The same review presents evidence to demonstrate that cognitive neuroscience research does not support the theory of Multiple Intelligences:
"the human brain is unlikely to function via Gardner’s multiple intelligences. Taken together the evidence for the intercorrelations of subskills of IQ measures, the evidence for a shared set of genes associated with mathematics, reading, and g, and the evidence for shared and overlapping “what is it?” and “where is it?” neural processing pathways, and shared neural pathways for language, music, motor skills, and emotions suggest that it is unlikely that that each of Gardner’s intelligences could operate “via a different set of neural mechanisms” (1999, p. 99). Equally important, the evidence for the “what is it?” and “where is it?” processing pathways, for Kahneman’s two decision-making systems, and for adapted cognition modules suggests that these cognitive brain specializations have evolved to address very specific problems in our environment. Because Gardner claimed that that the intelligences are innate potentialities related to a general content area, MI theory lacks a rationale for the phylogenetic emergence of the intelligences." (From Waterhouse, 2006a, p. 213).

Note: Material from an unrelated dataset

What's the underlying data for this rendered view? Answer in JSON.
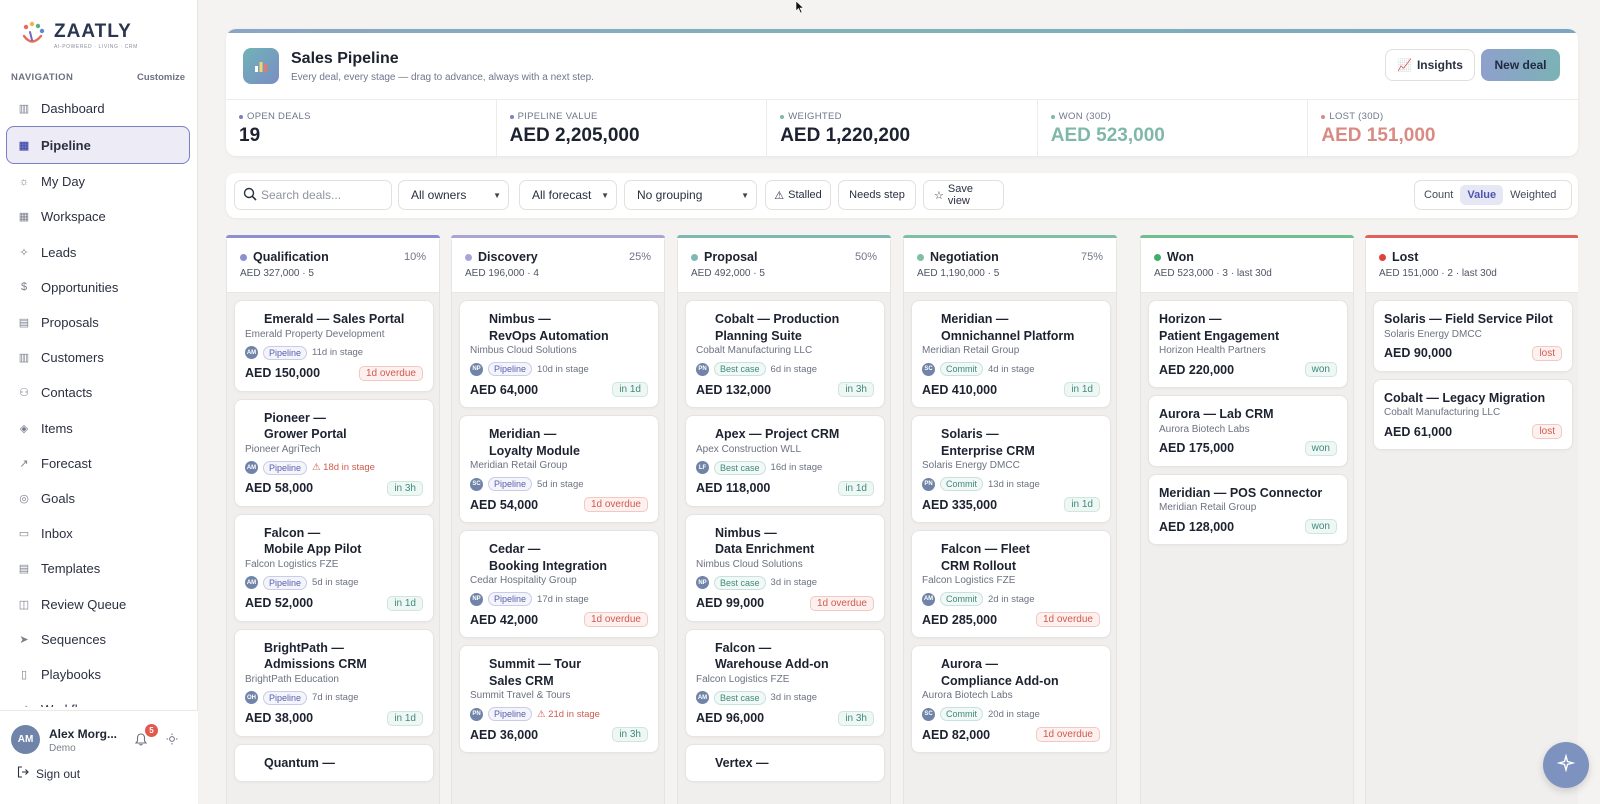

A number of articles have surveyed the use of Gardner's ideas and conclude that there is no evidence that his ideas work in practice. Steven A. Stahl found that most of the previous studies which claimed to show positive results had major flaws:
However, the continuing evolution of scientific understanding about the brain and its function suggest further insight into alternative neural pathways and cognitive sources will be likely. (Time, Jan 29, 2007).